2 Haziran 2009 Salı

BEDEN Mİ İHTİYARLAR, RUH MU?


“Her meyvenin kendi içinde çekirdeğini taşıması gibi, insan da kendi içinde taşır ölümü”

Rilke


Batılı eleştirmenler, Simone de Beauvoir’ın en güzel kitabının “Yaşlılık” isimli eseri olduğunu söylüyorlar. Kadın üzerine yazdığı onlarca kitab bir yana, “Yaşlılık” bir yana… Niçin? Yaşlanmaya başladığı bir dönemde kaleme aldığı bu kitab, feminist bakış açısıyla yazdığı kitablardan daha içten, daha samimi gelmiş olabilir mi? Olabilir:

“İnsanlar yaşlılıkta ölümü daha kolay benimsiyorlar. Sonra erkekler de, kadınlar da yaşlılıkta bir aşağılık durum, bir düşüş buluyorlar; insanın yaşlanınca kendi kendinin karikatürü olacağını düşünüyorlar. (İçinde bulunduğumuz dünyanın şartlarına göre çokluk doğrudur bu.) Toplumumuzda yaşlı kişilerle ilgilenen, ilgilenmesi gereken kurumlarca onlara sağlanan yaşama şartları utanılacak seviyededir. Bir şey daha itti beni bu kitabı yazmaya: Kırk yaşımdayken kendimi öbür kadınlar gibi bir kadın olarak görüyordum. Bir erkek nasıl erkekse, ben de kadındım. O sırada “İkinci Cinsiyet”i yazdım. Yaşım altmışa gelince de kendimi artık yaşlılar arasında görmeye başladım. Onların sorunları benim sorunlarım oldu. (…) Amerika kendi sözlüğünden “ölü” kelimesini çıkarmıştır. Amerika’da “kaybolmuş sayın kişi”den sözedilir. Hatta bu ülke ileri yaşlara her türlü referansı vermekten kaçınır. Bugün Fransa’da ihtiyarlık yasak bir konudur. Nesnelerin Gücü’nün sonunda bu yasağı çiğnediğimde, amanın nasıl da şimşekleri üzerime çektim anlatamam! Kabul etmeli, yaşlılığın eşiğindeydim, bu, yaşlılığın bütün kadınları gözlediği, onlardan pek çoğunu da pençesinin altına aldığı ân demekti.” (1)

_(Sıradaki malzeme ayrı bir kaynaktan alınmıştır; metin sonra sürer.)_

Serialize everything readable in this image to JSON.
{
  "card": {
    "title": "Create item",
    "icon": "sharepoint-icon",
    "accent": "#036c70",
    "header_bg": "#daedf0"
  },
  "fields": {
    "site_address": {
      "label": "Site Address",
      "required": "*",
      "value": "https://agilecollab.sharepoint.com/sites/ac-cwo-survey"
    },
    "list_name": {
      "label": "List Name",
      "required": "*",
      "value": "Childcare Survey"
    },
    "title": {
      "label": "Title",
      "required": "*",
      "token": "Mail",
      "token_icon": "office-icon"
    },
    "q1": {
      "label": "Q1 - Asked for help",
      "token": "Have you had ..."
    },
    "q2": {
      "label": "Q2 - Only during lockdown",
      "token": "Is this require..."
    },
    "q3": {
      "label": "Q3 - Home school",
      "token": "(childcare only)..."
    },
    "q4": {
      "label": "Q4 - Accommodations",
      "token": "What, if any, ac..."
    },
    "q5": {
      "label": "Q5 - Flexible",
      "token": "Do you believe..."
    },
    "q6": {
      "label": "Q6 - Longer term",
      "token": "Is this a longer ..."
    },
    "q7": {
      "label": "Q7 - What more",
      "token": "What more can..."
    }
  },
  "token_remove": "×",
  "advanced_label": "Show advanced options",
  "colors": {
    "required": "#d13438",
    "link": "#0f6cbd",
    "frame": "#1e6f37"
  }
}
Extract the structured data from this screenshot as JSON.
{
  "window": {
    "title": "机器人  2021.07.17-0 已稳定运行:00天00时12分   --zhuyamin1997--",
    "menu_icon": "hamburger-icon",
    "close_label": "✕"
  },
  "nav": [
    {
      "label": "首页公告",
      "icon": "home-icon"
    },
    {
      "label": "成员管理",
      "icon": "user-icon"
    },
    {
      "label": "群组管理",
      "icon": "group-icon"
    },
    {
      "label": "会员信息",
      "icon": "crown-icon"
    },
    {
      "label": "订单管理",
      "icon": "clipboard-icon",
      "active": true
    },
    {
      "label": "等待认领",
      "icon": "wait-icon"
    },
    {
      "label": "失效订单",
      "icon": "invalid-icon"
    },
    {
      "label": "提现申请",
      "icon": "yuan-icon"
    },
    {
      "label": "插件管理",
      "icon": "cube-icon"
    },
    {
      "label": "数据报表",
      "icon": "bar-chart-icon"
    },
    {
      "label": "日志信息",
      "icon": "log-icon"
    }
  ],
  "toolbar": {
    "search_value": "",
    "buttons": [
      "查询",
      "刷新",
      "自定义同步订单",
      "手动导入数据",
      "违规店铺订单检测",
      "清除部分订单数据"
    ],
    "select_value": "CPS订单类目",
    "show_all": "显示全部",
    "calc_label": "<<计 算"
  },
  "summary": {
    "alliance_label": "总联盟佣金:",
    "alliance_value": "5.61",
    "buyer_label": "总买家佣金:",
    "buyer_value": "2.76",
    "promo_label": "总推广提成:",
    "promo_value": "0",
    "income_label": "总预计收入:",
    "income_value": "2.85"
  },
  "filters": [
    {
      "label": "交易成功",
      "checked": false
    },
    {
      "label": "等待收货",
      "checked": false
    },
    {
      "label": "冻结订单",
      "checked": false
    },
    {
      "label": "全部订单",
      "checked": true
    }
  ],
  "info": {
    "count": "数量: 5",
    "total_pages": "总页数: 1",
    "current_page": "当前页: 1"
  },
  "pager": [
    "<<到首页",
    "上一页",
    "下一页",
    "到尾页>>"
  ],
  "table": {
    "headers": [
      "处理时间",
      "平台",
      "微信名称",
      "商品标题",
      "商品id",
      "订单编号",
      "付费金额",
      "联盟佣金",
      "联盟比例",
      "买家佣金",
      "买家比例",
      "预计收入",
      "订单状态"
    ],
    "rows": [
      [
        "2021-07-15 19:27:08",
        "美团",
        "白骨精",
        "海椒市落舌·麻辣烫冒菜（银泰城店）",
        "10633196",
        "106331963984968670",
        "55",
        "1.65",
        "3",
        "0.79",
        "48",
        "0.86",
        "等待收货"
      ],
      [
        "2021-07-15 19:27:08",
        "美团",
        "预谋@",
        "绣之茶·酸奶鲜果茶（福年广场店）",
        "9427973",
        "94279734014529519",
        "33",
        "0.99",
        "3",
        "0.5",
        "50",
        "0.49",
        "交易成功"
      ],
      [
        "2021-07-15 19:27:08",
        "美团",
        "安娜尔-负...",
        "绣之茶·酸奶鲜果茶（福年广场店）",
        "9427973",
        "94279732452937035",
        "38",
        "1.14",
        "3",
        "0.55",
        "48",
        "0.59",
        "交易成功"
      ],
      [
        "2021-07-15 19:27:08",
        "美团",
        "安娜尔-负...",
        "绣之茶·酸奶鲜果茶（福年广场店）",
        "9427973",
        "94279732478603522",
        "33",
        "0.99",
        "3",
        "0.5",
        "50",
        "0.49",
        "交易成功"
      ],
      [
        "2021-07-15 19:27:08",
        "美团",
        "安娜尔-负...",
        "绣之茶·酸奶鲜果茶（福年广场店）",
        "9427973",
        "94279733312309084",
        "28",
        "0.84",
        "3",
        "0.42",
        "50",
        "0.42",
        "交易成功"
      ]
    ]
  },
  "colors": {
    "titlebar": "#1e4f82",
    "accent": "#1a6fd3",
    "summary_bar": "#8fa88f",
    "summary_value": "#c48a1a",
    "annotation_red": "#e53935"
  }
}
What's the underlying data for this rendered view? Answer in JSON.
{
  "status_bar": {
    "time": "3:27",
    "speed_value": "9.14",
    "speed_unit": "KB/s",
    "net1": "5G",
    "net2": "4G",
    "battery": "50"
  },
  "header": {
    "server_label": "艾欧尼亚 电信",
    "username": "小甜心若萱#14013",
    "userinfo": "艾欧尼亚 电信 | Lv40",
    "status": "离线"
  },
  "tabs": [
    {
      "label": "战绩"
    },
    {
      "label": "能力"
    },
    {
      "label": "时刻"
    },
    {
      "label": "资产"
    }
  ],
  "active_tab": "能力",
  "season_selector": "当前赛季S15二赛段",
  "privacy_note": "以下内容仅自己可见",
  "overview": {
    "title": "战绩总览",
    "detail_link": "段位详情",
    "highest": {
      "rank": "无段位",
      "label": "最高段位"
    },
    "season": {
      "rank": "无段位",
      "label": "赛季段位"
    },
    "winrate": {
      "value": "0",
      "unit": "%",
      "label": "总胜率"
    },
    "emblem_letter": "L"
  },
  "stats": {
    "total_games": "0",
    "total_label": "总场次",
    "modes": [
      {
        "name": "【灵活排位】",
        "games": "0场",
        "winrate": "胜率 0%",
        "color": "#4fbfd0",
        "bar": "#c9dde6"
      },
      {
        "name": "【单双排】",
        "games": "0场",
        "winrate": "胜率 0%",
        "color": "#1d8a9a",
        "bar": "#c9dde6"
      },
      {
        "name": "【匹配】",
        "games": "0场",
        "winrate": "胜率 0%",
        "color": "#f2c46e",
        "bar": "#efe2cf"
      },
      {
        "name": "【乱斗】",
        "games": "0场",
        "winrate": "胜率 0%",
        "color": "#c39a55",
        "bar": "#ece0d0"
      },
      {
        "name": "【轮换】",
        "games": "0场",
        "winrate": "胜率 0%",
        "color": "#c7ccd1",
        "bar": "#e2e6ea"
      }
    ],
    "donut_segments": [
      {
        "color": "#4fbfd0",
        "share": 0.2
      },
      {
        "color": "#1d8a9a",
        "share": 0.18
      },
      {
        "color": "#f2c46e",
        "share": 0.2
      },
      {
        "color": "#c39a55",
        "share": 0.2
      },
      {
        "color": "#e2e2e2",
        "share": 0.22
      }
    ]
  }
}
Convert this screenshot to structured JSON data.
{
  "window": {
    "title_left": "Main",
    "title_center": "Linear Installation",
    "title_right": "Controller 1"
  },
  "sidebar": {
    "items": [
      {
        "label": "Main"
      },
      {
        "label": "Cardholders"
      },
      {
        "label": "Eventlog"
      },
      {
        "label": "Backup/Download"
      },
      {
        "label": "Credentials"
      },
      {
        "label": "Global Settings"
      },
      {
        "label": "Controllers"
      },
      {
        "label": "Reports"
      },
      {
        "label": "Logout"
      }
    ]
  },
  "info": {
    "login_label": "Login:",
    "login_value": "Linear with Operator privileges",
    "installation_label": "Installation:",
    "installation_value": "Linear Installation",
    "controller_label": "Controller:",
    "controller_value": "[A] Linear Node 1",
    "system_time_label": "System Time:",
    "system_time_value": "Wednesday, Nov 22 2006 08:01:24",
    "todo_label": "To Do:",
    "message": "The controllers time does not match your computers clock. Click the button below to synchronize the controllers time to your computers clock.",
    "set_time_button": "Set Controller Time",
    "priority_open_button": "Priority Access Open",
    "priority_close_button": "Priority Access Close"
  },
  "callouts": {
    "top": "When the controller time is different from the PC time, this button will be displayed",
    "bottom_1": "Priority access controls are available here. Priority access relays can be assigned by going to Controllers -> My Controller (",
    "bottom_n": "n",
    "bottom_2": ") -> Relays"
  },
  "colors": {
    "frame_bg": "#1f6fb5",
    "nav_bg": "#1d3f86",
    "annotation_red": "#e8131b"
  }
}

Eserinde biyolojik, tarihî ve kültürel olarak “yaşlılık”ı inceleyen yazar, kapitalist batı toplumunun ihtiyarlara biçtiği rolden rahatsızdır. Onları toplumun yükü halinde gören anlayışı şu sözlerle eleştirir:

“Emekliler, yalnızlık ve can sıkıntısı içine atılıp, tam bir gözden düşmeyle nebatî (bitkisel) bir hayata mahkûm edilir. Hayatının son onbeş veya yirmi yılında bir insana artık “hiç” gözüyle bakılması, bizim medeniyetimizin başarısızlığı değil de nedir? İhtiyarları yürüyen ölüler değil de, yaş yaşayıp güngörmüş insanlar yerine korsak; anlattığımız bu apaçık durum bizi boğar, bunaltır.” (2)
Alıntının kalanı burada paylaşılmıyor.